[Numpy-discussion] Assigning complex value to real array

Anne Archibald aarchiba at physics.mcgill.ca
Thu Oct 7 15:48:50 EDT 2010


On 7 October 2010 13:01, Pauli Virtanen <pav at iki.fi> wrote:
> to, 2010-10-07 kello 12:08 -0400, Andrew P. Mullhaupt kirjoitti:
> [clip]
>> No. You can define the arrays as backed by mapped files with real and
>> imaginary parts separated. Then the imaginary part, being initially
>> zero, is a sparse part of the file, takes only a fraction of the
>> space  (and, on decent machine doesn't incur memory bandwidth costs
>> either).  You can then slipstream the cost of testing for whether the
>> imaginary part has been subsequently assigned to zero (so you can
>> re-sparsify the representation of a page) with any operation that
>> examines all the values on that page. Consistency would be provided by
>> the OS, so there wouldn't really be much numpy-specific code involved.
>>
>> So there is at least one efficient way to implement my suggestion.
>
> Interesting idea. Most OSes offer also page-allocated memory not backed
> in files. In fact, Glibc's malloc works just like this on Linux for
> large memory blocks.
>
> It would work automatically like this with complex arrays, if the
> imaginary part was stored after the real part, and additional branches
> were added to not write zeros to memory.
>
> But to implement this, you'd have to rewrite large parts of Numpy since
> the separated storage of re/im conflicts with its memory model. I
> believe this will simply not be done, since there seems to be little
> need for such a feature.

Years ago MATLAB did just this - store real and complex parts of
arrays separately (maybe it still does, I haven't used it in a long
time). It caused us terrible performance headaches, since it meant
that individual complex values were spread over two different memory
areas (parts of the disk in fact, since we were using gigabyte arrays
in 1996), so that writing operations in the natural way tended to
cause disk thrashing.

As for what's right for numpy, well, I think it makes a lot more sense
to simply raise an exception when assigning a complex value to a real
array (or store a NaN).

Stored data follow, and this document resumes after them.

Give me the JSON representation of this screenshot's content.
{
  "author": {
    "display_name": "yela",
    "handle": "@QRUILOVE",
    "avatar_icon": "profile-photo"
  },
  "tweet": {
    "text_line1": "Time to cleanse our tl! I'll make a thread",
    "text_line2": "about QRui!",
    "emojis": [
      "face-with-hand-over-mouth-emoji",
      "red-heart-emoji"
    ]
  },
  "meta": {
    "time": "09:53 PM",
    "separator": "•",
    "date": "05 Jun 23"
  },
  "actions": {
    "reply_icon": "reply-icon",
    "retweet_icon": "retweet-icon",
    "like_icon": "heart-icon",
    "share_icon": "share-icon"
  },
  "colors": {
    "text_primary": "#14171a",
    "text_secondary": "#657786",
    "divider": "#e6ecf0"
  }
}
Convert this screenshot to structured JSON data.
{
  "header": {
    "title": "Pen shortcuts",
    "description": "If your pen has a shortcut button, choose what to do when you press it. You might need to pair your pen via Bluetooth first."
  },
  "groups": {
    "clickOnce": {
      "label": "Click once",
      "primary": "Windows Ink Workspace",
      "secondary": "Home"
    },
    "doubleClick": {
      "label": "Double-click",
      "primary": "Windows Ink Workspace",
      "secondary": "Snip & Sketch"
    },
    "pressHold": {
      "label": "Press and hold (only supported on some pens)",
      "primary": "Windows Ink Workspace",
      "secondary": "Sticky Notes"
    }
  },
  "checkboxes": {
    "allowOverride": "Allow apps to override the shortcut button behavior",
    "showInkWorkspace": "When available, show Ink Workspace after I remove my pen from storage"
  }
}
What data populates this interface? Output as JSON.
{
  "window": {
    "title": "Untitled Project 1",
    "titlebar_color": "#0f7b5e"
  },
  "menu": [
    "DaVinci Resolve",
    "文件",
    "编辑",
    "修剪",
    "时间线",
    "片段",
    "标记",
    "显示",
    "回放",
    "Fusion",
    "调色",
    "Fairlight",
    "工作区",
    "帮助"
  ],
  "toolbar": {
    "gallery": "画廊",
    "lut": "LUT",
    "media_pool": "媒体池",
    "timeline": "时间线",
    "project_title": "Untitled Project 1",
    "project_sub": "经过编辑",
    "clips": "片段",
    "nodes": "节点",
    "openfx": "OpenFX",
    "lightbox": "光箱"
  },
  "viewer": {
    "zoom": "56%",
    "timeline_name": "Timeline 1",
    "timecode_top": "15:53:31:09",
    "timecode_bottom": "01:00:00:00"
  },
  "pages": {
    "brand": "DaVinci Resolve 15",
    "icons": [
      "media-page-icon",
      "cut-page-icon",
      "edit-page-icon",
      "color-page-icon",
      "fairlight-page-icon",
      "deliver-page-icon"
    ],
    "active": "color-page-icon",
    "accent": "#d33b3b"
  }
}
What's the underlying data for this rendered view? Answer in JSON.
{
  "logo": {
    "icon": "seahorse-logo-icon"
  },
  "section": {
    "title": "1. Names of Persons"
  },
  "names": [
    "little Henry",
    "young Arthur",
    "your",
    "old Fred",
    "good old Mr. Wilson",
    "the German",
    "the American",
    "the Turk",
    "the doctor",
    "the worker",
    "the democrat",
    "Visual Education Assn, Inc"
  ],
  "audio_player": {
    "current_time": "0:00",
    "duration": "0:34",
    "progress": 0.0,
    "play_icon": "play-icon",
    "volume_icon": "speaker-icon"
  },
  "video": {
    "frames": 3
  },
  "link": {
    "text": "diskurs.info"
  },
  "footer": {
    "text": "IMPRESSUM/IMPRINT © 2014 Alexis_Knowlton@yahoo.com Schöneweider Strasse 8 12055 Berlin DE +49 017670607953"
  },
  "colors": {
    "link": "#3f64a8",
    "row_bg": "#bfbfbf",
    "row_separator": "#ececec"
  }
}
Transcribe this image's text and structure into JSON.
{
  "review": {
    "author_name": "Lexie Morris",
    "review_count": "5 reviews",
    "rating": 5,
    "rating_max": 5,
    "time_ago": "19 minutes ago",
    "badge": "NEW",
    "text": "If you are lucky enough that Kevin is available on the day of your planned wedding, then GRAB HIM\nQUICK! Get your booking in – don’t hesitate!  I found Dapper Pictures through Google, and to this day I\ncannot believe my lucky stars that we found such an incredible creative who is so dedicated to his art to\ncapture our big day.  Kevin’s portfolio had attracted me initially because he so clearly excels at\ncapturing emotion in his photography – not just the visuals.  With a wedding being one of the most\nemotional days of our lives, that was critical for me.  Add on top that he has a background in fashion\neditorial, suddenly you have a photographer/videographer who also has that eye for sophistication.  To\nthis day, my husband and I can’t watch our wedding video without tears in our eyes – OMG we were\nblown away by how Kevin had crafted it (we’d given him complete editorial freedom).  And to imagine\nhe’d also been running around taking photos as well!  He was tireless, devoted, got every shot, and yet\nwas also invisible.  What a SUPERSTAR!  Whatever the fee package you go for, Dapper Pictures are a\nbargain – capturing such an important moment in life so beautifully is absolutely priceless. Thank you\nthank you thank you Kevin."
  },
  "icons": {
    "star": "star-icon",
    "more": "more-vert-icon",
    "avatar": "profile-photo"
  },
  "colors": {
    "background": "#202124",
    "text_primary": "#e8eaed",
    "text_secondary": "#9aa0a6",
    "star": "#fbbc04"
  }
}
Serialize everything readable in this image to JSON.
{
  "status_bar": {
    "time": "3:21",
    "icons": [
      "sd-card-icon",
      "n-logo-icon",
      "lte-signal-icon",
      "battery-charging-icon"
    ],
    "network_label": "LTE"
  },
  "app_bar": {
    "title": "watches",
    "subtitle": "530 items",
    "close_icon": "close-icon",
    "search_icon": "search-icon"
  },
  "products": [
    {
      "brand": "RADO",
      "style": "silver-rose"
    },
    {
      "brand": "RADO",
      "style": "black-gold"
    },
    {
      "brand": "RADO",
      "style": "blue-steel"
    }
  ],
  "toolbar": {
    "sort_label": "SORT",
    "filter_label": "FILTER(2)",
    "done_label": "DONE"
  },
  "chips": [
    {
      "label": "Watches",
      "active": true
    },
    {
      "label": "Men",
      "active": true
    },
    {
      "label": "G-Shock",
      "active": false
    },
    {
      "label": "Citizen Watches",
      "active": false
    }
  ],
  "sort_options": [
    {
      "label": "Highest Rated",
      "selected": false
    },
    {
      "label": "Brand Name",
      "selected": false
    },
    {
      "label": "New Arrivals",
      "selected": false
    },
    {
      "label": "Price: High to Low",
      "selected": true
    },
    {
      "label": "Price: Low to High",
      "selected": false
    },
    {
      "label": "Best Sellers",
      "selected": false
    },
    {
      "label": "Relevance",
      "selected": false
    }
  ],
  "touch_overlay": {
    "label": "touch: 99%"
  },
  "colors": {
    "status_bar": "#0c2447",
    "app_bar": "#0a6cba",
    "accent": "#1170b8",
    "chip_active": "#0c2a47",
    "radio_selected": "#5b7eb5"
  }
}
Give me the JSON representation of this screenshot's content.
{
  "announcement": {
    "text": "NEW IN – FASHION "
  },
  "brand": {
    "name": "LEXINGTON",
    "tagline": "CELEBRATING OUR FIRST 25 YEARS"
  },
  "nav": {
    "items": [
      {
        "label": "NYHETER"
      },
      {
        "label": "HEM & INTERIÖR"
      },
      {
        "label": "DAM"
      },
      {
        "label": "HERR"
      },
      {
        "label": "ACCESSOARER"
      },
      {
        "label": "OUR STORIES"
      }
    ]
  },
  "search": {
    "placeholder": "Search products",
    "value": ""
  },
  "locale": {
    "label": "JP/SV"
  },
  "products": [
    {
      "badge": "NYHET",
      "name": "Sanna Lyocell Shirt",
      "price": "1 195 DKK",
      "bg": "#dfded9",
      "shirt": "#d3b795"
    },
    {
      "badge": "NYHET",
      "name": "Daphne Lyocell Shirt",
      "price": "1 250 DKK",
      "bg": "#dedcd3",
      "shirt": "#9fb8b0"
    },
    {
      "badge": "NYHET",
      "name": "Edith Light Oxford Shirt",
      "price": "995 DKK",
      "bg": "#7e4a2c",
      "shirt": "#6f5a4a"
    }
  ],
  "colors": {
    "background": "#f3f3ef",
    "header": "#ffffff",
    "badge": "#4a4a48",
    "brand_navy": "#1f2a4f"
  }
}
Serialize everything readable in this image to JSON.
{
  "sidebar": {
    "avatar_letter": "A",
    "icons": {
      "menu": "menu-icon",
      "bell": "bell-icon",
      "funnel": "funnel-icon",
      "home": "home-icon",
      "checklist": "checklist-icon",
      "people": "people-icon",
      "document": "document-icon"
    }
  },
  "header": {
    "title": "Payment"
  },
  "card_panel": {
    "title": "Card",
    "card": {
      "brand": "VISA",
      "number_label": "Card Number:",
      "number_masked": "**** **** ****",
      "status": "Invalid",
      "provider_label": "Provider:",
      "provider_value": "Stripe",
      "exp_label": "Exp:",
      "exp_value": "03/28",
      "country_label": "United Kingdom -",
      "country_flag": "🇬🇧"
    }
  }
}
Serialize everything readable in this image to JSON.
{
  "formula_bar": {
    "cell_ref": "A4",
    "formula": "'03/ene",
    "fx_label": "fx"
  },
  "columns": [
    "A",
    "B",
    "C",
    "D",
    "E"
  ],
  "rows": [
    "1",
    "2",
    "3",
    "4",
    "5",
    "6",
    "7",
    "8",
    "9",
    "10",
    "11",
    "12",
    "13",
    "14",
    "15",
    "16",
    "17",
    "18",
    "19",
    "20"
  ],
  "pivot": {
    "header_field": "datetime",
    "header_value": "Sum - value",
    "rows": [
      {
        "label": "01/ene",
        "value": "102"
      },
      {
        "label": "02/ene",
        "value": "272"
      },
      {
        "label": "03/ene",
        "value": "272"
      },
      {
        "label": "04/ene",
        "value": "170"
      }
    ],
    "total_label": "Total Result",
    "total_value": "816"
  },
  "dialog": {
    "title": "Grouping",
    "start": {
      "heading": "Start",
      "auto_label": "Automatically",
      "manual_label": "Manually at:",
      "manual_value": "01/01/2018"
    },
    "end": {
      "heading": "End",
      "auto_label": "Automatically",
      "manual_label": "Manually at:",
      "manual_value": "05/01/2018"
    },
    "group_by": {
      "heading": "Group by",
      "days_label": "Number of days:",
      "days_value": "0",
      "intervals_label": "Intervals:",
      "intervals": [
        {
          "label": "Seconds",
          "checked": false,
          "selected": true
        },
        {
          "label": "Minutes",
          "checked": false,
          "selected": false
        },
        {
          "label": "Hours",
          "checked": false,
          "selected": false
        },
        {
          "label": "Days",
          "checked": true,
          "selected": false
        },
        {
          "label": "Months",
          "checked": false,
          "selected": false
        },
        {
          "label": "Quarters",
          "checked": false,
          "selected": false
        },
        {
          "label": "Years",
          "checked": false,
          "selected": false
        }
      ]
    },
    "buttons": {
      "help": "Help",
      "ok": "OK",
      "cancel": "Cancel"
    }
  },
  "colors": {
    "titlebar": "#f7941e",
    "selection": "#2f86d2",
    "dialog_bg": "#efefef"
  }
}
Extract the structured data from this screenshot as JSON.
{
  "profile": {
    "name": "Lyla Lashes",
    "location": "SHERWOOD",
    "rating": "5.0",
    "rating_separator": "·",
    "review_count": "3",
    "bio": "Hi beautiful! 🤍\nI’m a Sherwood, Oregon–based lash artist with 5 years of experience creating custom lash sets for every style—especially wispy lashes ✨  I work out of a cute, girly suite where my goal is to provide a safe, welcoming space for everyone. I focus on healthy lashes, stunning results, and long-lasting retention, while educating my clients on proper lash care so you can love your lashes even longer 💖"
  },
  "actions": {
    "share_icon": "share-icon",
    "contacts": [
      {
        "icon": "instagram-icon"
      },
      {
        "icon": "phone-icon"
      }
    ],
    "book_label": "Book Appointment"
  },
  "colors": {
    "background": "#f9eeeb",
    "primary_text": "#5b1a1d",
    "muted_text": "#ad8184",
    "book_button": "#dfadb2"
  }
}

Usually when this happens it means you either
didn't know how numpy worked or you were feeding bogus values to some
special function so it went complex on you. If you actually wanted
potentially-complex values, you'd create complex arrays; as the OP
says, there's little extra cost.

Fortunately, this latter strategy is the way that numpy is already
headed; currently I believe it emits a warning, and ISTR this is
intended to be strengthened to an exception or NaN soon.